Following the fall of the Armenian Empire, Armenia was contested between Rome and Parthia. For centuries, Armenia would find itself alternating between being independent, under Roman rule, and under Parthian rule (later Byzantine and Sassanian, respectively). During this period, the Artaxiad dynasty was overthrown by the Romans in 12 AD, and the Arsacid dynasty (Արշակունի Arshakuni) rose to take their place as the rulers of Armenia in 54. Although the Arsacid dynasty ruled Armenia, it would continue to be contested between the Roman and Iranian empires.

==== Conversion to Christianity ====

In 301, Tiridates III (Տրդատ Գ Trdat III) proclaimed Christianity as the state religion of Armenia, making Armenia the first state to embrace Christianity as the official state religion.

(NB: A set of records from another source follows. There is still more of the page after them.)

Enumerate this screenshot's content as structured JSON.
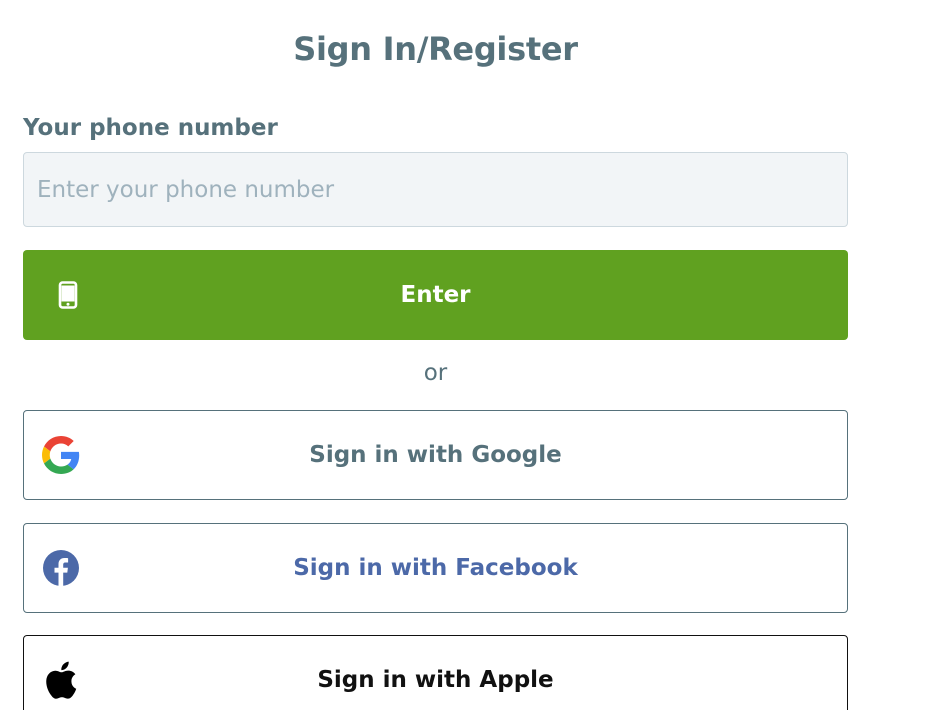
{
  "header": {
    "title": "Sign In/Register"
  },
  "phone": {
    "label": "Your phone number",
    "placeholder": "Enter your phone number",
    "value": ""
  },
  "enter_button": {
    "label": "Enter",
    "icon": "mobile-phone-icon"
  },
  "divider": {
    "text": "or"
  },
  "social": {
    "google": {
      "label": "Sign in with Google",
      "icon": "google-icon"
    },
    "facebook": {
      "label": "Sign in with Facebook",
      "icon": "facebook-icon"
    },
    "apple": {
      "label": "Sign in with Apple",
      "icon": "apple-icon"
    }
  },
  "colors": {
    "primary_green": "#60a120",
    "text_slate": "#56717b",
    "facebook_blue": "#4c69a8",
    "input_background": "#f2f5f7"
  }
}
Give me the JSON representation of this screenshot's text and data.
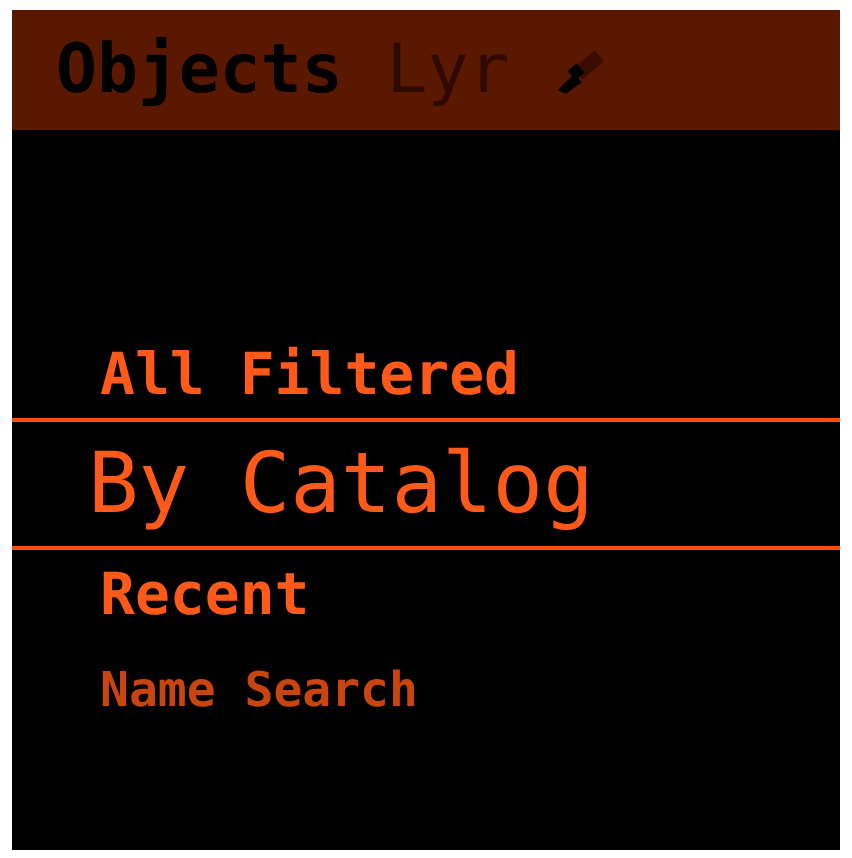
{
  "tabs": [
    {
      "label": "Objects",
      "selected": true
    },
    {
      "label": "Lyr",
      "selected": false
    }
  ],
  "menu": [
    {
      "label": "All Filtered",
      "selected": false
    },
    {
      "label": "By Catalog",
      "selected": true
    },
    {
      "label": "Recent",
      "selected": false
    },
    {
      "label": "Name Search",
      "selected": false
    }
  ]
}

==== Creation of the Armenian Alphabet ====

Until this time, Armenians were using Greek scripts to write. But they had an alphabet of their own. The rise of Christianity in Armenia brought the need to express the Armenian language more clearly, but as these scripts were not well suited for the Armenian language, it made preaching the Gospel difficult. This motivated a Christian theologian named Mesrop Mashtots (Մեսրոպ Մաշտոց) to invent the Armenian alphabet in 405 and facilitate the spread of Christianity within Armenia and the neighboring kingdoms which Armenia had influence over (Iberia and Albania).

=== Fall of Armenia ===
After the division of the Roman Empire into Western and Eastern empires, and the rise of the Sassanian dynasty in Iran, Armenia would be on the frontier of the Roman–Sasanian wars. This would ultimately lead to the partitioning of Armenia into Byzantine Armenia in 387 and Sassanian Armenia in 428, which would bring an end to the history of ancient Armenia, and begin the period of Medieval Armenia.